Sponsored by:

Comment, blog & share photos

Log in | Become a member
The Honolulu Advertiser

Posted on: Tuesday, April 12, 2005

Recycling site closing unless state pays bill

 •  Big Island residents also receive scrap value for redeemed cans

By Sean Hao
Advertiser Staff Writer

The state's failure to promptly reimburse recycling companies for containers they collect under Hawai'i's new bottle law is leading to the closure of redemption centers.

Jim Nutter, president of Island Recycling, plans to stop accepting bottles and cans at the company's redemption center in Kalihi if it doesn't gets its reimbursement from the state by tomorrow. Nutter says the company is owed $250,000 for the nickel-per-container refunds.

Bruce Asato • The Honolulu Advertiser

Recycling centers on O'ahu and the Big Island have reported problems getting reimbursements from the state for the 5-cent per container refund they pay consumers.

Island Recycling Inc. said it is owed $250,000 by the state for containers redeemed between January and mid-March and will stop accepting bottles and cans at its redemption center in Kalihi tomorrow if it isn't reimbursed before then. Atlas Recycling on the Big Island closed six satellite redemption centers last week after the state fell behind in reimbursing the nickel-per-container refunds.

"We haven't been reimbursed one cent yet," said Jim Nutter, president of Island Recycling.

Stores began collecting 5-cent deposits on each eligible container on Nov. 1. Starting Jan. 1, shoppers were able to take their containers to recycling centers to get back the deposit.

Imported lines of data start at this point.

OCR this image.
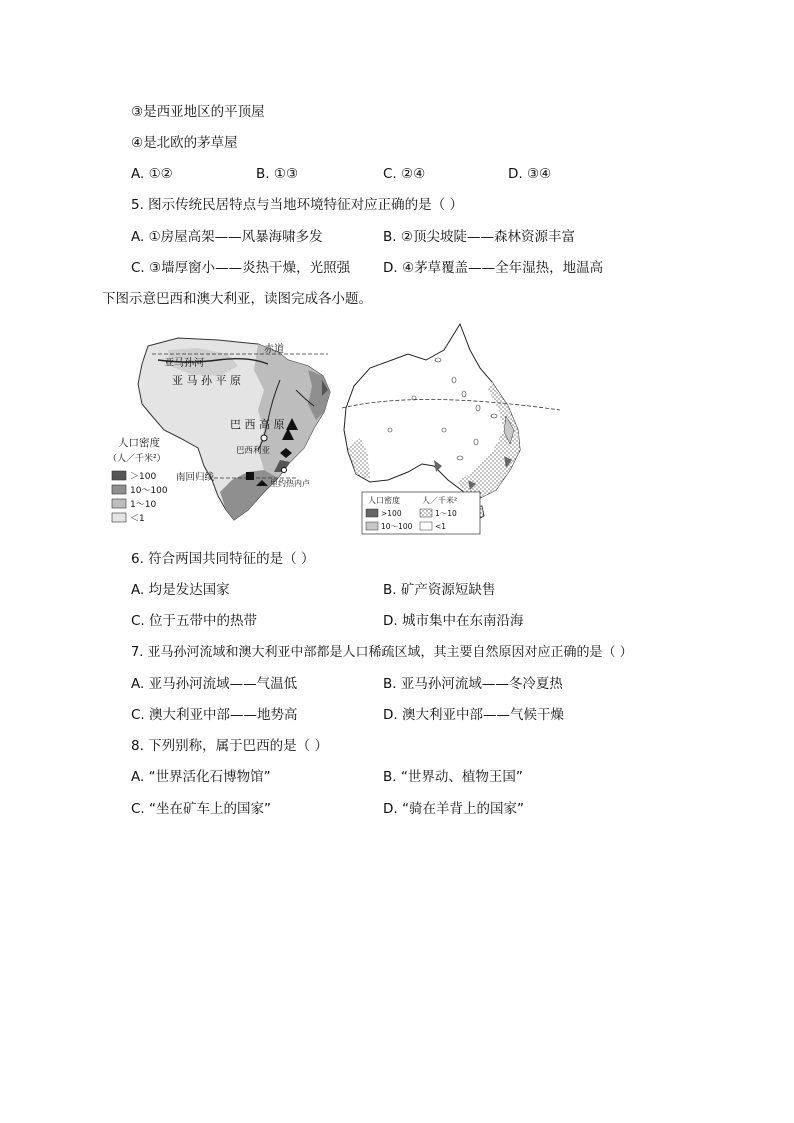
③是西亚地区的平顶屋
④是北欧的茅草屋
A. ①②	B. ①③	C. ②④	D. ③④
5. 图示传统民居特点与当地环境特征对应正确的是（ ）
A. ①房屋高架——风暴海啸多发	B. ②顶尖坡陡——森林资源丰富
C. ③墙厚窗小——炎热干燥，光照强 D. ④茅草覆盖——全年湿热，地温高
下图示意巴西和澳大利亚，读图完成各小题。
亚马孙河
赤道
亚 马 孙 平 原
巴 西 高 原
巴西利亚
南回归线
里约热内卢
人口密度
（人／千米²）
＞100
10～100
1～10
＜1
人口密度	人／千米²
>100	1～10
10～100	<1
6. 符合两国共同特征的是（ ）
A. 均是发达国家	B. 矿产资源短缺售
C. 位于五带中的热带	D. 城市集中在东南沿海
7. 亚马孙河流域和澳大利亚中部都是人口稀疏区域，其主要自然原因对应正确的是（ ）
A. 亚马孙河流域——气温低	B. 亚马孙河流域——冬冷夏热
C. 澳大利亚中部——地势高	D. 澳大利亚中部——气候干燥
8. 下列别称，属于巴西的是（ ）
A. “世界活化石博物馆”	B. “世界动、植物王国”
C. “坐在矿车上的国家”	D. “骑在羊背上的国家”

The program has been plagued by a low participation rate in part because the low number of recycling centers made returning bottles inconvenient.

If some centers close because of the state's failure to reimburse them for deposits paid, the problem can only get worse.

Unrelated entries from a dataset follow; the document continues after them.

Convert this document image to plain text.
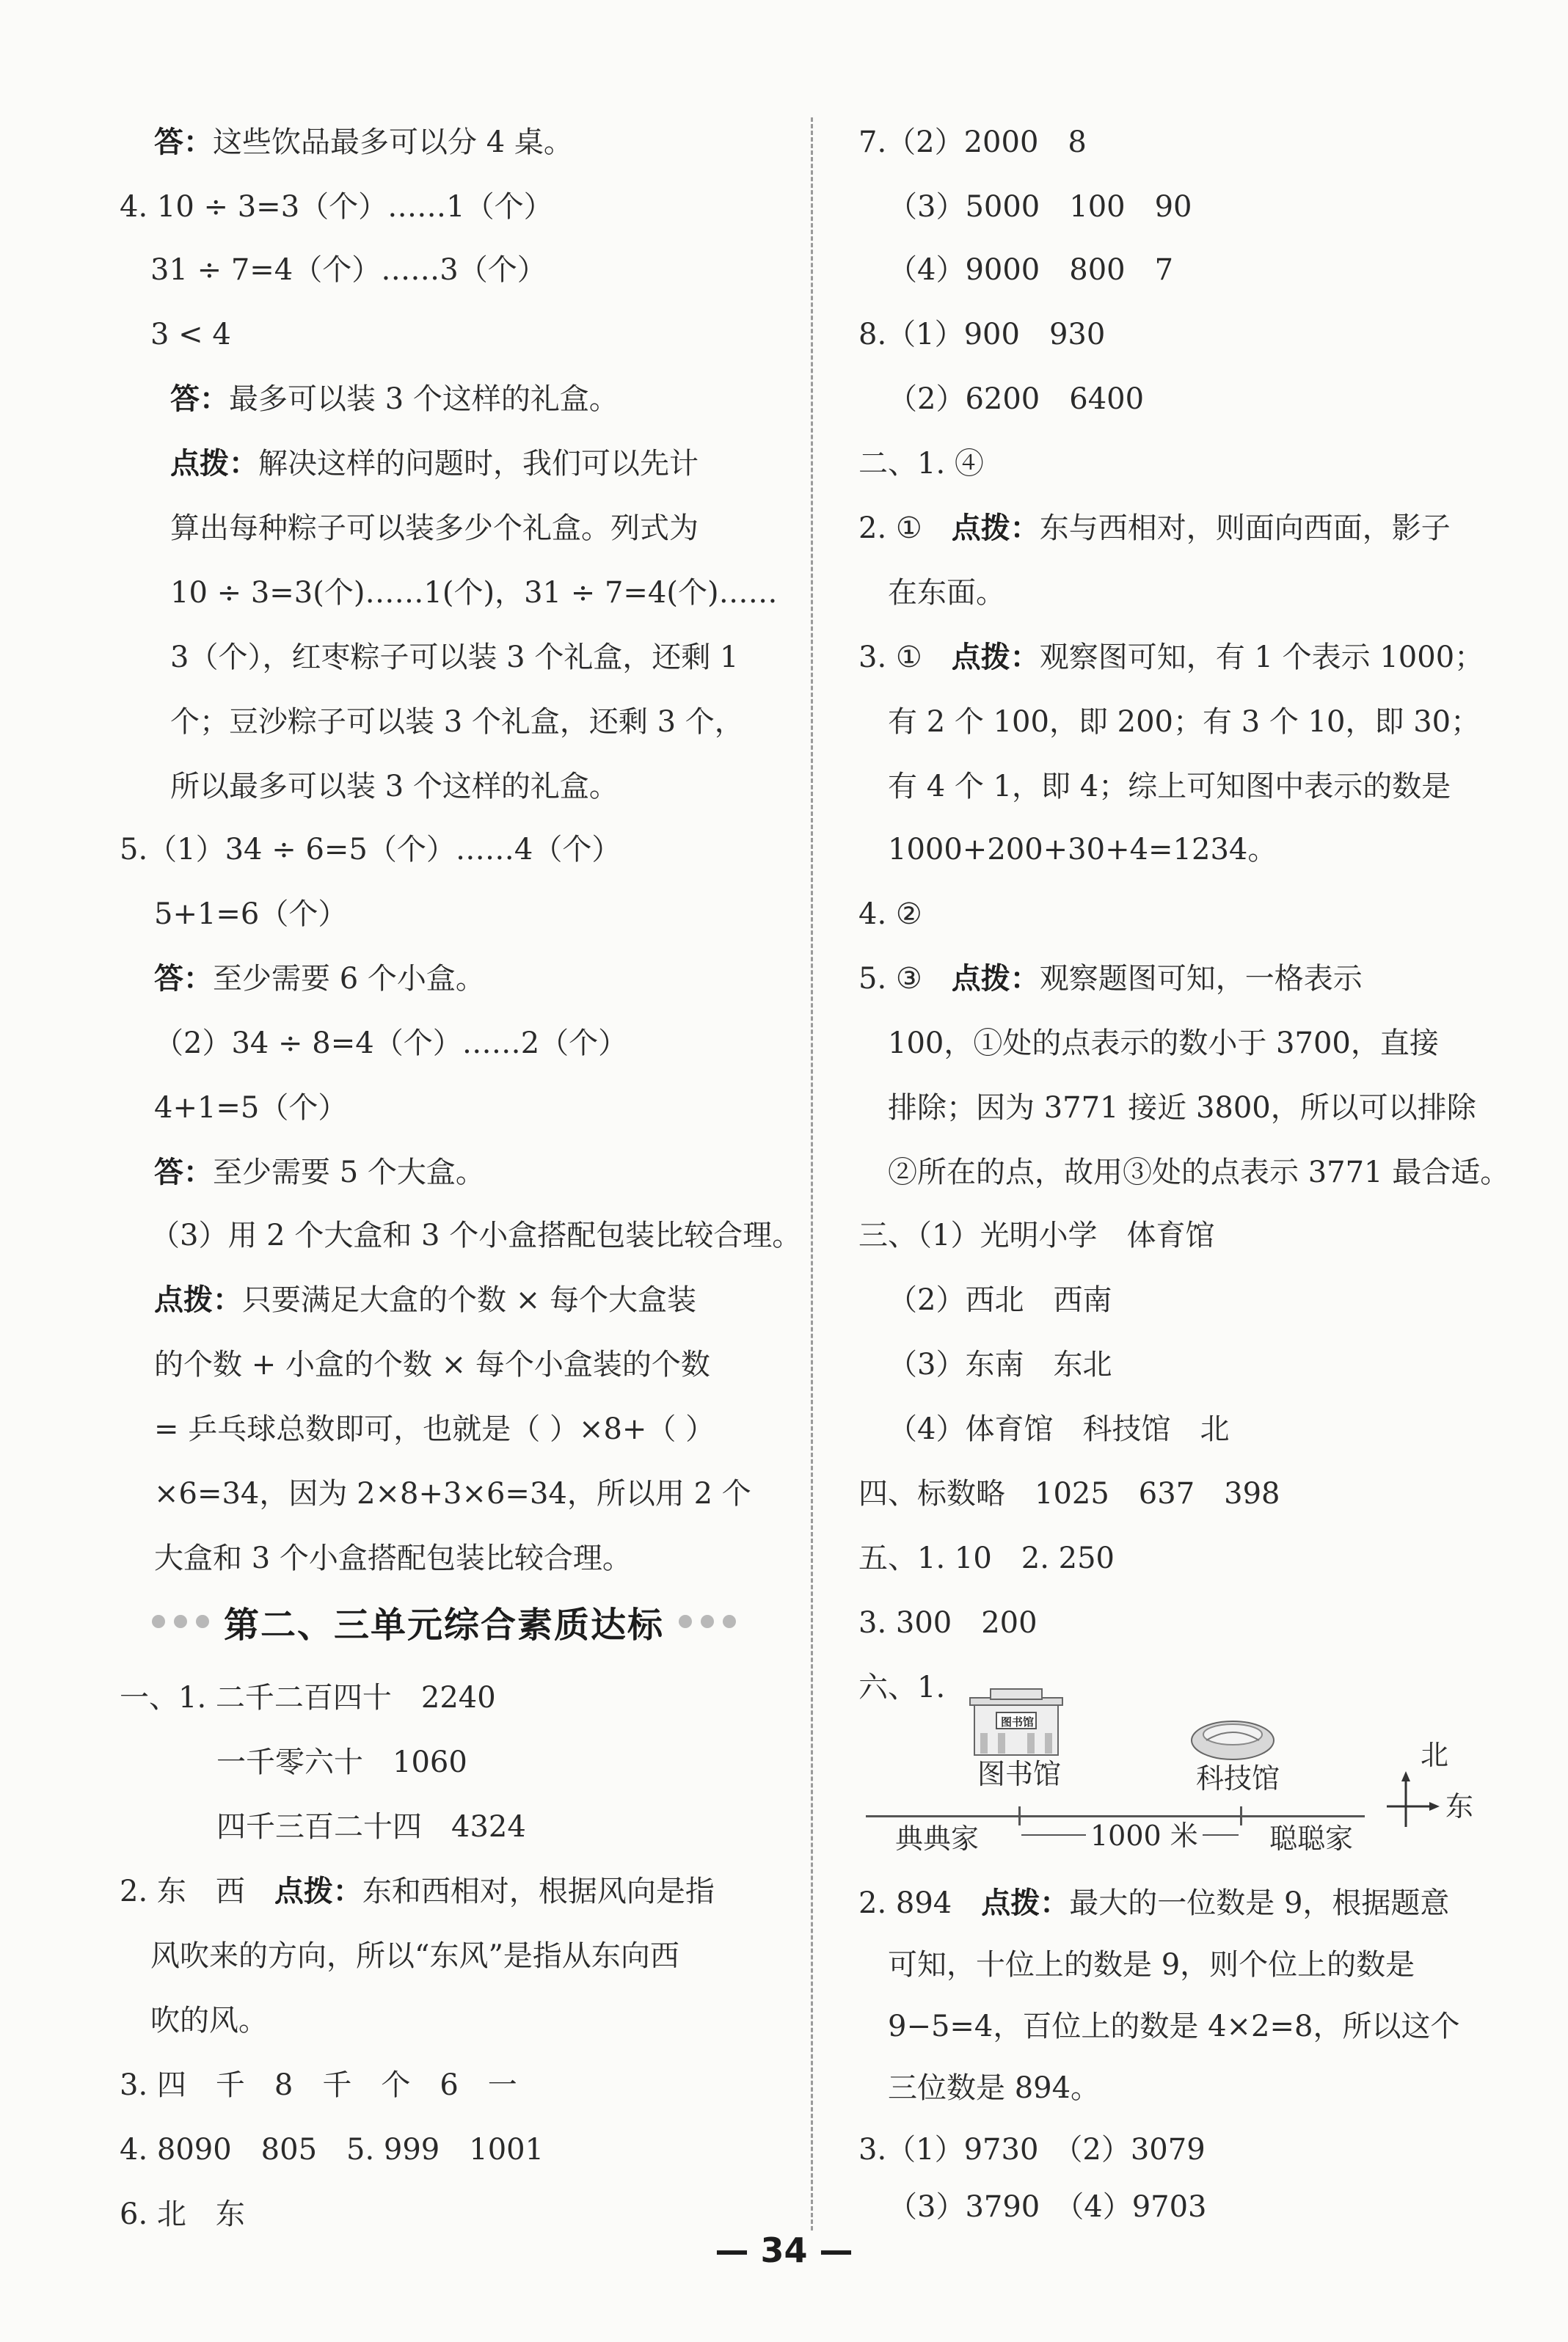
答：这些饮品最多可以分 4 桌。
4. 10 ÷ 3=3（个）……1（个）
31 ÷ 7=4（个）……3（个）
3 < 4
答：最多可以装 3 个这样的礼盒。
点拨：解决这样的问题时，我们可以先计
算出每种粽子可以装多少个礼盒。列式为
10 ÷ 3=3(个)……1(个)，31 ÷ 7=4(个)……
3（个），红枣粽子可以装 3 个礼盒，还剩 1
个；豆沙粽子可以装 3 个礼盒，还剩 3 个，
所以最多可以装 3 个这样的礼盒。
5.（1）34 ÷ 6=5（个）……4（个）
5+1=6（个）
答：至少需要 6 个小盒。
（2）34 ÷ 8=4（个）……2（个）
4+1=5（个）
答：至少需要 5 个大盒。
（3）用 2 个大盒和 3 个小盒搭配包装比较合理。
点拨：只要满足大盒的个数 × 每个大盒装
的个数 + 小盒的个数 × 每个小盒装的个数
= 乒乓球总数即可，也就是（ ）×8+（ ）
×6=34，因为 2×8+3×6=34，所以用 2 个
大盒和 3 个小盒搭配包装比较合理。
第二、三单元综合素质达标
一、1. 二千二百四十　2240
一千零六十　1060
四千三百二十四　4324
2. 东　西　点拨：东和西相对，根据风向是指
风吹来的方向，所以“东风”是指从东向西
吹的风。
3. 四　千　8　千　个　6　一
4. 8090　805　5. 999　1001
6. 北　东
7.（2）2000　8
（3）5000　100　90
（4）9000　800　7
8.（1）900　930
（2）6200　6400
二、1. ④
2. ①　点拨：东与西相对，则面向西面，影子
在东面。
3. ①　点拨：观察图可知，有 1 个表示 1000；
有 2 个 100，即 200；有 3 个 10，即 30；
有 4 个 1，即 4；综上可知图中表示的数是
1000+200+30+4=1234。
4. ②
5. ③　点拨：观察题图可知，一格表示
100，①处的点表示的数小于 3700，直接
排除；因为 3771 接近 3800，所以可以排除
②所在的点，故用③处的点表示 3771 最合适。
三、（1）光明小学　体育馆
（2）西北　西南
（3）东南　东北
（4）体育馆　科技馆　北
四、标数略　1025　637　398
五、1. 10　2. 250
3. 300　200
六、1.
2. 894　点拨：最大的一位数是 9，根据题意
可知，十位上的数是 9，则个位上的数是
9−5=4，百位上的数是 4×2=8，所以这个
三位数是 894。
3.（1）9730　（2）3079
（3）3790　（4）9703
图书馆
图书馆	科技馆
1000 米
典典家	聪聪家
北
东
— 34 —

The state Department of Health, which administers the HI 5 redemption program, hopes to catch up on disbursements as soon as possible, said Larry Lau, state deputy director for environmental health.

The state has the money to repay redemption centers, Lau said. The problem, which affected recycling centers statewide, was in working with other state departments to get authorizations needed to spend money, he said. Health Department officials also failed to notice that the authorizations didn't come in a timely manner, Lau said.

"Everybody got caught up in this problem," Lau said. "We really wanted to avoid something like this. Hopefully it won't happen again."

Atlas Recycling owner Willi Allen said she decided to close six satellite redemption centers on the Big Island for the remainder of April because of the lack of payments from the state. Atlas' locations in Hilo and Kona remain open.

"We couldn't front any more money to the state," Allen said. "They just put me in a spot. We're going to review it at the end of the month and consider reopening them come May 1."

The state has been encouraging recycling companies to open more redemption centers. At the end of March, 56 centers were operating statewide, more than double the number in January.

Through March the state collected an estimated $12.5 million in container deposits, of which just $2.2 million was returned to consumers. Returns in January and February were especially low. March saw an improvement with a fivefold increase in returns.

Without a nearby redemption center, Lilo Schroeter, a retiree in Waikiki, said she has been giving away containers by leaving them in a public place. The nearest redemption centers to Waikiki are in Mo'ili'ili, Kahala and McCully.

"I can't get on The Bus and take them to King Street," she said. "I want the program to succeed and we do need recycling, but if they make it impossible, or so hard, it may not work."

Under the recycling program consumers pay 6 cents for each eligible container purchased. They get back 5 cents from recycling centers when the containers are redeemed and the state keeps 1 cent for administrative costs. The redemption centers receive 5 cents for each container taken in and on O'ahu another 2 cents per container to cover handling costs.

Ideally it should take two to three weeks for redemption centers to receive reimbursements, according to state officials. Island Recycling's Nutter said he's been waiting since February for reimbursement from the state.

"It (the money) doesn't belong to the government," Nutter said of the container deposits. "It was given to the government in trust ... by the people."